Because no right-wing attack on Facebook would be complete without Brent Bozell weighing in, we have the MRC chief demanding in an "official press conference" (does Bozell ever appear at unofficial press conferences?) because it has only "five members from the United States" (again, Facebook operates in nearly every country on the planet). Bozell had right-wing members of Congress joining him, implying there would be Trump administration harassment if Facebook didn't cave to his demands.
So Weaver typed up a new rant on May 22: "Facebook’s new Oversight Board promises to be committed to freedom of expression. But that principle might better reflect an international standard, rather than a First Amendment-based American one." Weaver didn't mention that Facebook operates in nearly every country on the planet, so international standards should perhaps supercede parochial concerns.
The MRC's attacks on the oversight board haven't stopped. An Oct. 23 post by Kayla Sargent complained that 'the board is primarily comprised of leftists" -- the MRC's evidence of which is that one board member is a Muslim and another made a pun on Barron Trump's name during a congressional hearing -- and spreading the lie that "the suppression of conservative speech on the platform may not change at all, and could even get worse."
Sargent launched another attack on the oversight board on Nov. 4, stating that "The Facebook Oversight Board’s most radical member,Tawakkol Karman, who lives in Yemen, tweeted today praising the possibility of Trump’s defeat." That would be the Muslim member the MRC has previously lashed out at.
Dubiously owning the libs
Right-wing radio host Mark Levin was mad that Facebook put a block on the falsehoods he published on his page there. And his buddies at the MRC was eager to give Levin a platform to vent that anger. Hall did the stenography job in a Nov. 2 post:
Popular conservative talk radio host Mark Levin was targeted by Facebook on the evening before the 2020 U.S. presidential election.
Notice Hall's framing there. In his telling, the Grenell post that Levin reposted wasn't objectively, indisputably false; it's just that fact-checkers "claimed" it was false. Despite that framing, Hall offers no evidence to contradict anything the fact-checkers found.
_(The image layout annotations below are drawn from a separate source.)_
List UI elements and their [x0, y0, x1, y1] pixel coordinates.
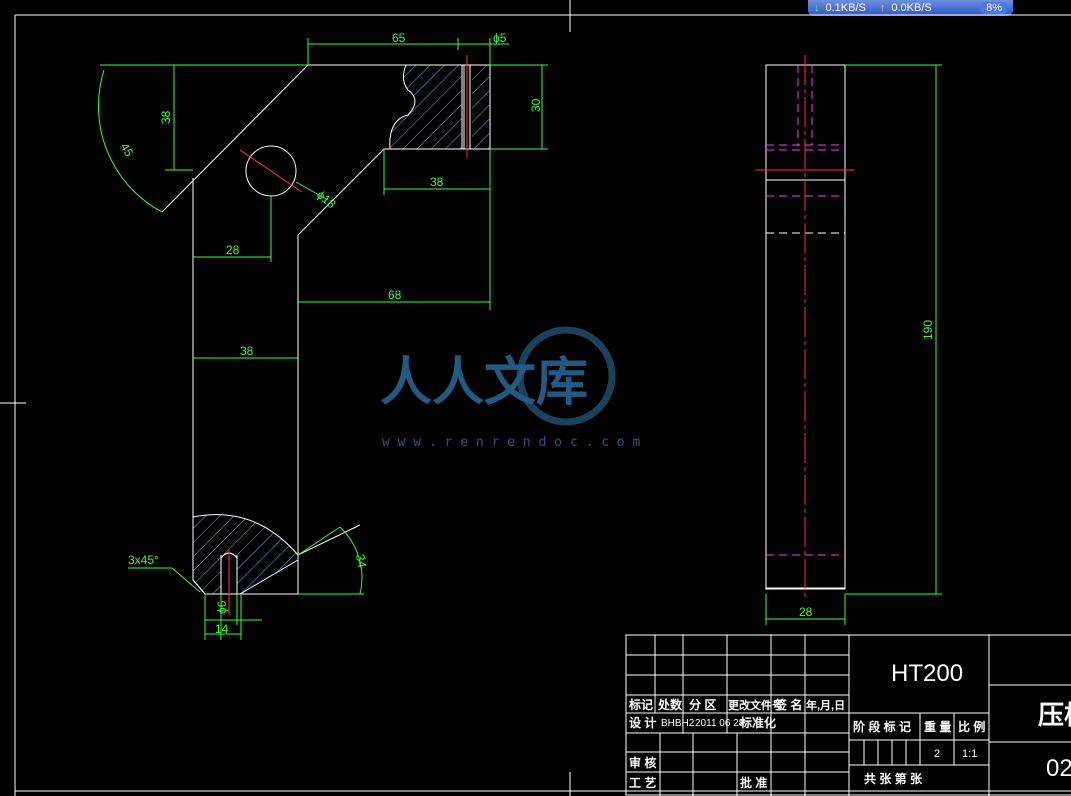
dim-68: 68: [388, 288, 402, 302]
dim-45-degree: 45: [117, 141, 136, 160]
part-name: 压板: [1038, 700, 1071, 730]
dim-phi18: ϕ18: [314, 188, 339, 212]
section-hatch-top: [389, 64, 490, 150]
title-block-grid: [625, 634, 1071, 796]
watermark: 人人文库 w w w . r e n r e n d o c . c o m: [380, 326, 640, 450]
dim-38-horizontal: 38: [430, 175, 444, 189]
dim-34-degree: 34: [353, 553, 369, 569]
dim-65: 65: [392, 31, 406, 45]
weight-value: 2: [934, 748, 940, 760]
weight-header: 重 量: [924, 719, 951, 734]
drawing-number: 02: [1046, 755, 1071, 782]
scale-value: 1:1: [962, 748, 977, 760]
design-label: 设 计: [629, 715, 656, 730]
dim-30: 30: [529, 98, 543, 112]
standardize-label: 标准化: [739, 715, 776, 730]
dim-28-side: 28: [799, 605, 813, 619]
design-date: 2011 06 28: [695, 718, 745, 729]
dim-38-bottom: 38: [240, 344, 254, 358]
watermark-url: w w w . r e n r e n d o c . c o m: [382, 435, 640, 450]
approve-label: 批 准: [740, 775, 767, 790]
dim-14: 14: [215, 622, 229, 636]
dim-phi5: ϕ5: [493, 31, 507, 45]
dim-38-vertical: 38: [159, 110, 173, 124]
stage-header: 阶 段 标 记: [853, 719, 911, 734]
process-label: 工 艺: [629, 775, 656, 790]
dim-chamfer: 3x45°: [128, 553, 159, 567]
rev-header-zone: 分 区: [689, 697, 716, 712]
watermark-brand: 人人文库: [380, 353, 588, 413]
rev-header-count: 处数: [657, 697, 683, 712]
designer-name: BHBH2: [661, 718, 695, 729]
scale-header: 比 例: [958, 719, 985, 734]
dim-28: 28: [226, 243, 240, 257]
sheet-count: 共 张 第 张: [864, 771, 923, 786]
side-view-centerlines: [755, 55, 855, 598]
rev-header-mark: 标记: [628, 697, 653, 712]
rev-header-sign: 签 名: [774, 697, 802, 712]
dim-phi6: ϕ6: [215, 600, 229, 614]
review-label: 审 核: [629, 755, 656, 770]
rev-header-date: 年,月,日: [806, 698, 845, 712]
dim-190: 190: [921, 320, 935, 340]
material: HT200: [891, 660, 963, 687]
cad-drawing-canvas[interactable]: 65 ϕ5 30 38 45 ϕ18 38 28 68 38 3x45° 34 …: [0, 0, 1071, 796]
section-hatch-bottom: [192, 514, 299, 595]
side-view-dimension-lines: [765, 64, 942, 625]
Hall let the whining continue:
Levin tweeted about another fact-check he had received earlier on November 2 as well:
The Hot Air article “Biden Stumbles Through Another Campaign Speech: ‘America Is Dead Because Of COVID-19’” included a link to a clip of Democratic nominee Joe Biden speaking about COVID-19 at a rally, proclaiming: “America is dead because of COVID-19.” But that Hot Air article now begins with an editor's note correcting the record: "The original version of this article stated that Joe Biden had said 'America’s Dead' during a campaign speech. In reality, Biden said 'Americans dead' in reference to the number of deaths caused by COVID-19. The incorrect references have been removed." And, yes, fact-checkers concur.
In other words, Levin was lying about what Biden said.
Despite the fact that Levin is 0-for-2 here and Facebook was entirely justified to limit the exposure given to his false claims, Hall still had to push the MRC's dubious victimization narrative. So he huffed that "Big Tech has been doing everything it can to protect Biden as the 2020 election approaches" -- while not explaining how shutting down Levin's falsehoods equated to "protecting Biden" -- and spent the rest of his post rehashing how social media limited the spread of the still-unproven New York Post story about Hunter Biden's "alleged scandalous dealings" with Ukraine.
Then again, the narrative is more important than the truth as far as the MRC is concerned -- perhaps even more so when it comes to its buddy Levin.